Teddy Higgs
- Full name: Edward Higgs
- Country (sports): Great Britain
- Born: 1901 or 1902
- Died: 27 July 1950 (aged 48) Lemsford, England

Singles

Grand Slam singles results
- Wimbledon: 3R (1927)
- US Open: 1R (1928)

Doubles

Grand Slam doubles results
- Wimbledon: QF (1926, 1927)

= Teddy Higgs =

British tennis player

Edward Higgs (died 27 July 1950) was a British tennis player.

==Early life and career==
Higgs grew up Hertfordshire and studied at Haileybury, before competing on the tennis circuit in the 1920s. He won the British Covered Court Championships in 1927, beating Gordon Crole-Rees in the final. His best run at Wimbledon came in 1927 when he was beaten in the third round by Jean Borotra in five sets. He made the Wimbledon men's doubles quarter-finals twice.
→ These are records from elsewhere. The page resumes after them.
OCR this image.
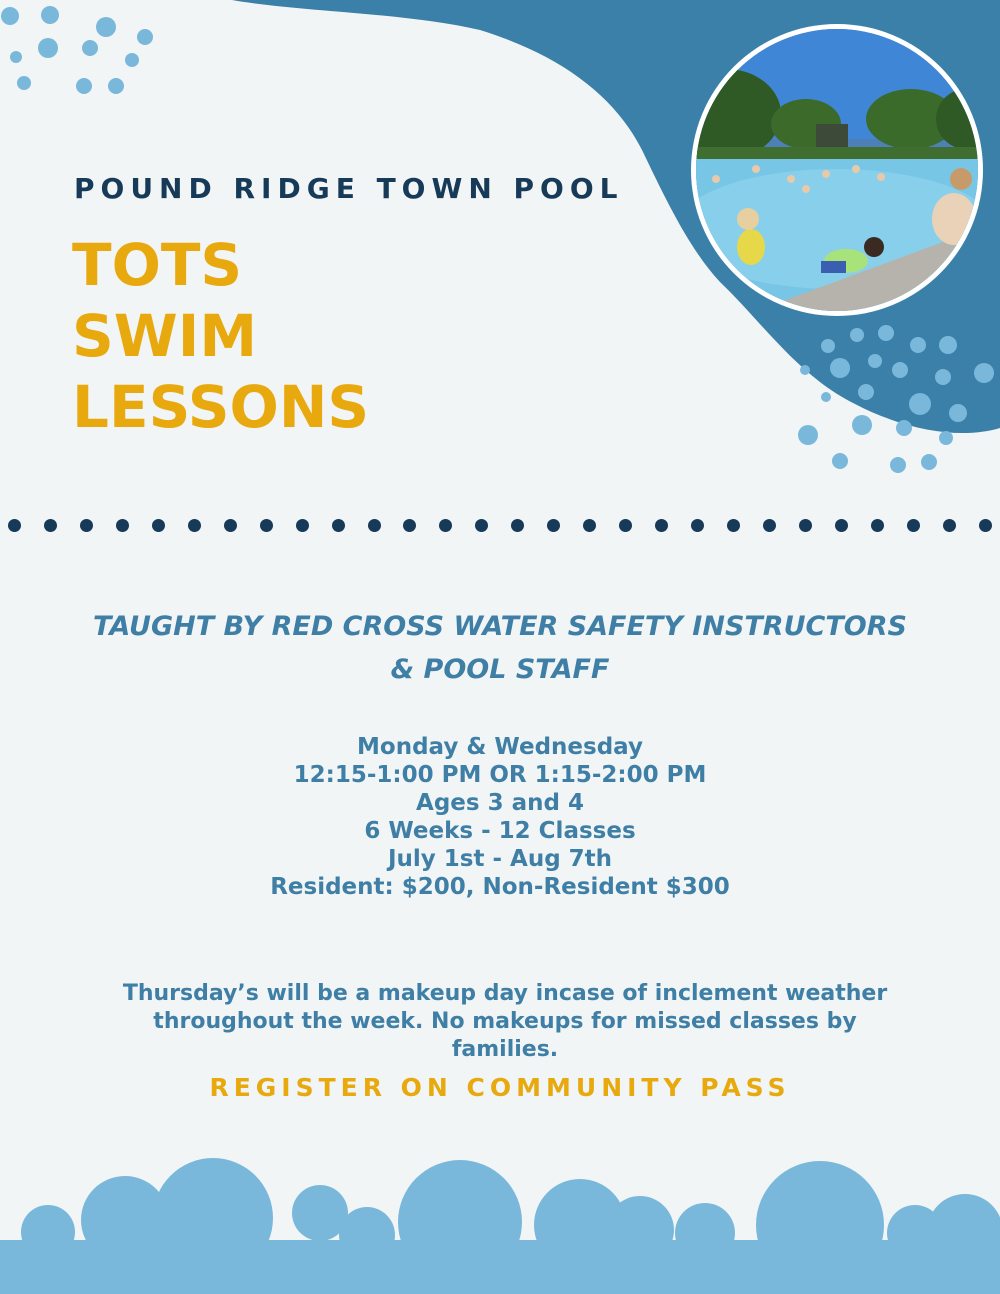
POUND RIDGE TOWN POOL
TOTS
SWIM
LESSONS
TAUGHT BY RED CROSS WATER SAFETY INSTRUCTORS
& POOL STAFF
Monday & Wednesday
12:15-1:00 PM OR 1:15-2:00 PM
Ages 3 and 4
6 Weeks - 12 Classes
July 1st - Aug 7th
Resident: $200, Non-Resident $300

Thursday’s will be a makeup day incase of inclement weather throughout the week. No makeups for missed classes by families.

REGISTER ON COMMUNITY PASS
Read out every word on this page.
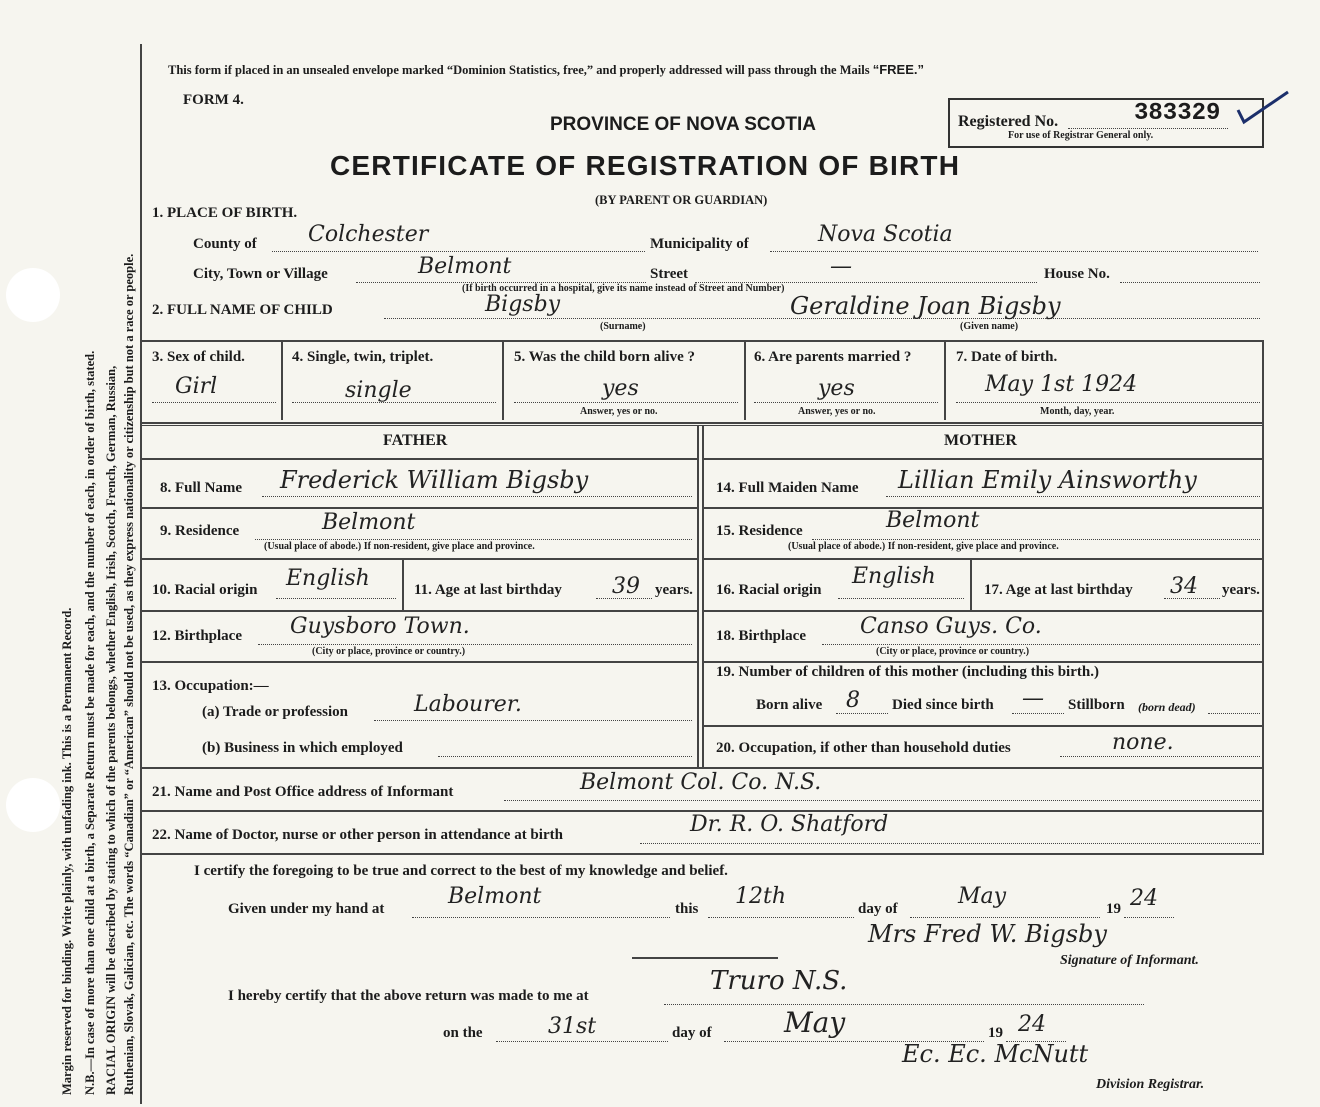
Margin reserved for binding. Write plainly, with unfading ink. This is a Permanent Record. N.B.—In case of more than one child at a birth, a Separate Return must be made for each, and the number of each, in order of birth, stated. RACIAL ORIGIN will be described by stating to which of the parents belongs, whether English, Irish, Scotch, French, German, Russian, Ruthenian, Slovak, Galician, etc. The words “Canadian” or “American” should not be used, as they express nationality or citizenship but not a race or people.
This form if placed in an unsealed envelope marked “Dominion Statistics, free,” and properly addressed will pass through the Mails “FREE.”
FORM 4.
PROVINCE OF NOVA SCOTIA	Registered No.	383329
For use of Registrar General only.
CERTIFICATE OF REGISTRATION OF BIRTH
(BY PARENT OR GUARDIAN)
1. PLACE OF BIRTH.
County of Colchester	Municipality of	Nova Scotia
City, Town or Village	Belmont	Street	—	House No.
(If birth occurred in a hospital, give its name instead of Street and Number)
2. FULL NAME OF CHILD	Bigsby
(Surname)
Geraldine Joan Bigsby
(Given name)
3. Sex of child.
Girl
4. Single, twin, triplet.
single
5. Was the child born alive ?
yes
Answer, yes or no.
6. Are parents married ?
yes
Answer, yes or no.
7. Date of birth.
May 1st 1924
Month, day, year.
FATHER	MOTHER
8. Full Name Frederick William Bigsby
9. Residence	Belmont
(Usual place of abode.) If non-resident, give place and province.
10. Racial origin English	11. Age at last birthday 39 years.
12. Birthplace Guysboro Town.
(City or place, province or country.)
13. Occupation:—
(a) Trade or profession	Labourer.
(b) Business in which employed
14. Full Maiden Name Lillian Emily Ainsworthy
15. Residence	Belmont
(Usual place of abode.) If non-resident, give place and province.
16. Racial origin
English
17. Age at last birthday 34 years.
18. Birthplace Canso Guys. Co.
(City or place, province or country.)
19. Number of children of this mother (including this birth.)
Born alive 8 Died since birth — Stillborn (born dead)
20. Occupation, if other than household duties	none.
21. Name and Post Office address of Informant	Belmont Col. Co. N.S.
22. Name of Doctor, nurse or other person in attendance at birth	Dr. R. O. Shatford
I certify the foregoing to be true and correct to the best of my knowledge and belief.
Given under my hand at	Belmont	this 12th	day of	May	19 24
Mrs Fred W. Bigsby
Signature of Informant.
I hereby certify that the above return was made to me at	Truro N.S.
on the	31st	day of	May	19 24
Ec. Ec. McNutt
Division Registrar.
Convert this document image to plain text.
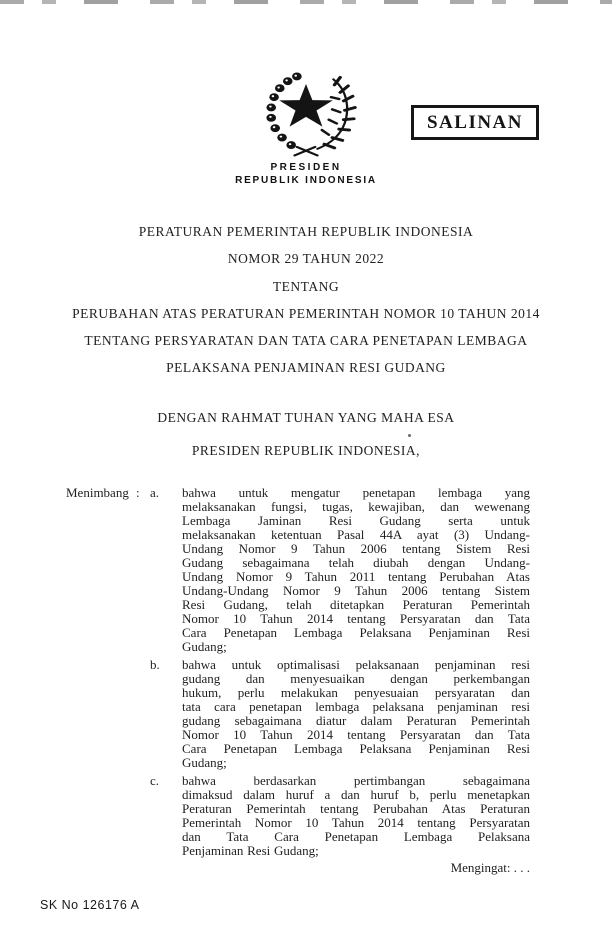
PRESIDEN
REPUBLIK INDONESIA
SALINAN
PERATURAN PEMERINTAH REPUBLIK INDONESIA
NOMOR 29 TAHUN 2022
TENTANG
PERUBAHAN ATAS PERATURAN PEMERINTAH NOMOR 10 TAHUN 2014
TENTANG PERSYARATAN DAN TATA CARA PENETAPAN LEMBAGA
PELAKSANA PENJAMINAN RESI GUDANG
DENGAN RAHMAT TUHAN YANG MAHA ESA
PRESIDEN REPUBLIK INDONESIA,
Menimbang : a.	bahwa untuk mengatur penetapan lembaga yang
melaksanakan fungsi, tugas, kewajiban, dan wewenang
Lembaga Jaminan Resi Gudang serta untuk
melaksanakan ketentuan Pasal 44A ayat (3) Undang-
Undang Nomor 9 Tahun 2006 tentang Sistem Resi
Gudang sebagaimana telah diubah dengan Undang-
Undang Nomor 9 Tahun 2011 tentang Perubahan Atas
Undang-Undang Nomor 9 Tahun 2006 tentang Sistem
Resi Gudang, telah ditetapkan Peraturan Pemerintah
Nomor 10 Tahun 2014 tentang Persyaratan dan Tata
Cara Penetapan Lembaga Pelaksana Penjaminan Resi
Gudang;
b.	bahwa untuk optimalisasi pelaksanaan penjaminan resi
gudang dan menyesuaikan dengan perkembangan
hukum, perlu melakukan penyesuaian persyaratan dan
tata cara penetapan lembaga pelaksana penjaminan resi
gudang sebagaimana diatur dalam Peraturan Pemerintah
Nomor 10 Tahun 2014 tentang Persyaratan dan Tata
Cara Penetapan Lembaga Pelaksana Penjaminan Resi
Gudang;
c.	bahwa berdasarkan pertimbangan sebagaimana
dimaksud dalam huruf a dan huruf b, perlu menetapkan
Peraturan Pemerintah tentang Perubahan Atas Peraturan
Pemerintah Nomor 10 Tahun 2014 tentang Persyaratan
dan Tata Cara Penetapan Lembaga Pelaksana
Penjaminan Resi Gudang;
Mengingat: . . .
SK No 126176 A
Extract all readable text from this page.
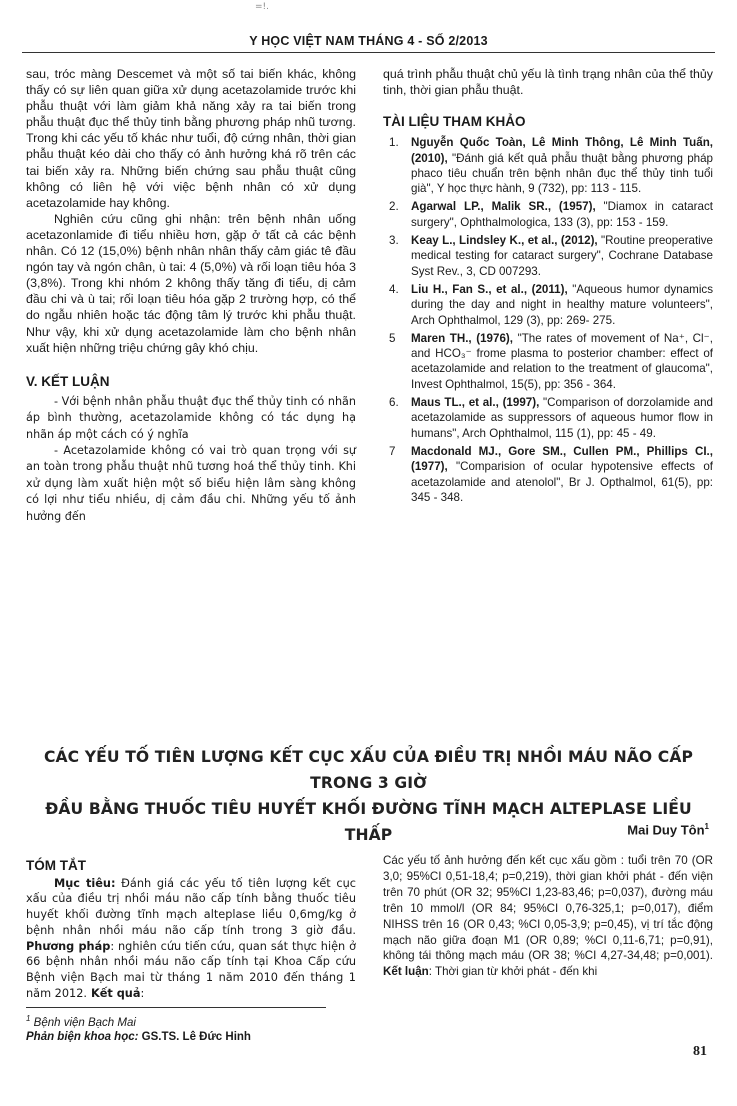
=!.
Y HỌC VIỆT NAM THÁNG 4 - SỐ 2/2013

sau, tróc màng Descemet và một số tai biến khác, không thấy có sự liên quan giữa xử dụng acetazolamide trước khi phẫu thuật với làm giảm khả năng xảy ra tai biến trong phẫu thuật đục thể thủy tinh bằng phương pháp nhũ tương. Trong khi các yếu tố khác như tuổi, độ cứng nhân, thời gian phẫu thuật kéo dài cho thấy có ảnh hưởng khá rõ trên các tai biến xảy ra. Những biến chứng sau phẫu thuật cũng không có liên hệ với việc bệnh nhân có xử dụng acetazolamide hay không.

Nghiên cứu cũng ghi nhận: trên bệnh nhân uống acetazonlamide đi tiểu nhiều hơn, gặp ở tất cả các bệnh nhân. Có 12 (15,0%) bệnh nhân nhân thấy cảm giác tê đầu ngón tay và ngón chân, ù tai: 4 (5,0%) và rối loạn tiêu hóa 3 (3,8%). Trong khi nhóm 2 không thấy tăng đi tiểu, dị cảm đầu chi và ù tai; rối loạn tiêu hóa gặp 2 trường hợp, có thể do ngẫu nhiên hoặc tác động tâm lý trước khi phẫu thuật. Như vậy, khi xử dụng acetazolamide làm cho bệnh nhân xuất hiện những triệu chứng gây khó chịu.

V. KẾT LUẬN

- Với bệnh nhân phẫu thuật đục thể thủy tinh có nhãn áp bình thường, acetazolamide không có tác dụng hạ nhãn áp một cách có ý nghĩa

- Acetazolamide không có vai trò quan trọng với sự an toàn trong phẫu thuật nhũ tương hoá thể thủy tinh. Khi xử dụng làm xuất hiện một số biểu hiện lâm sàng không có lợi như tiểu nhiều, dị cảm đầu chi. Những yếu tố ảnh hưởng đến

quá trình phẫu thuật chủ yếu là tình trạng nhân của thể thủy tinh, thời gian phẫu thuật.

TÀI LIỆU THAM KHẢO
1.	Nguyễn Quốc Toàn, Lê Minh Thông, Lê Minh Tuấn, (2010), "Đánh giá kết quả phẫu thuật bằng phương pháp phaco tiêu chuẩn trên bệnh nhân đục thể thủy tinh tuổi già", Y học thực hành, 9 (732), pp: 113 - 115.
2.	Agarwal LP., Malik SR., (1957), "Diamox in cataract surgery", Ophthalmologica, 133 (3), pp: 153 - 159.
3.	Keay L., Lindsley K., et al., (2012), "Routine preoperative medical testing for cataract surgery", Cochrane Database Syst Rev., 3, CD 007293.
4.	Liu H., Fan S., et al., (2011), "Aqueous humor dynamics during the day and night in healthy mature volunteers", Arch Ophthalmol, 129 (3), pp: 269- 275.
5	Maren TH., (1976), "The rates of movement of Na⁺, Cl⁻, and HCO₃⁻ frome plasma to posterior chamber: effect of acetazolamide and relation to the treatment of glaucoma", Invest Ophthalmol, 15(5), pp: 356 - 364.
6.	Maus TL., et al., (1997), "Comparison of dorzolamide and acetazolamide as suppressors of aqueous humor flow in humans", Arch Ophthalmol, 115 (1), pp: 45 - 49.
7	Macdonald MJ., Gore SM., Cullen PM., Phillips CI., (1977), "Comparision of ocular hypotensive effects of acetazolamide and atenolol", Br J. Opthalmol, 61(5), pp: 345 - 348.
CÁC YẾU TỐ TIÊN LƯỢNG KẾT CỤC XẤU CỦA ĐIỀU TRỊ NHỒI MÁU NÃO CẤP TRONG 3 GIỜ
ĐẦU BẰNG THUỐC TIÊU HUYẾT KHỐI ĐƯỜNG TĨNH MẠCH ALTEPLASE LIỀU THẤP	Mai Duy Tôn$^1$
TÓM TẮT

Mục tiêu: Đánh giá các yếu tố tiên lượng kết cục xấu của điều trị nhồi máu não cấp tính bằng thuốc tiêu huyết khối đường tĩnh mạch alteplase liều 0,6mg/kg ở bệnh nhân nhồi máu não cấp tính trong 3 giờ đầu. Phương pháp: nghiên cứu tiến cứu, quan sát thực hiện ở 66 bệnh nhân nhồi máu não cấp tính tại Khoa Cấp cứu Bệnh viện Bạch mai từ tháng 1 năm 2010 đến tháng 1 năm 2012. Kết quả:

Các yếu tố ảnh hưởng đến kết cục xấu gồm : tuổi trên 70 (OR 3,0; 95%CI 0,51-18,4; p=0,219), thời gian khởi phát - đến viện trên 70 phút (OR 32; 95%CI 1,23-83,46; p=0,037), đường máu trên 10 mmol/l (OR 84; 95%CI 0,76-325,1; p=0,017), điểm NIHSS trên 16 (OR 0,43; %CI 0,05-3,9; p=0,45), vị trí tắc động mạch não giữa đoạn M1 (OR 0,89; %CI 0,11-6,71; p=0,91), không tái thông mạch máu (OR 38; %CI 4,27-34,48; p=0,001). Kết luận: Thời gian từ khởi phát - đến khi

$^1$ Bệnh viện Bạch Mai
Phản biện khoa học: GS.TS. Lê Đức Hinh
81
A Davis Cup player for Great Britain in 1927 and 1928, Higgs won eight singles rubbers and lost four.

==Personal life==
Higgs was married Enid Joyce Sherring, the daughter of an Indian civil servant, on December 10 1931 at Christ Church, East Sheen. This made him the brother-in-law of Donal Morphy, the founder of Morphy Richards.

Higgs died in 1950 at his Lemsford home, aged 48. At the time of his death he was a member of the British selection committee for the Davis Cup and Wightman Cup.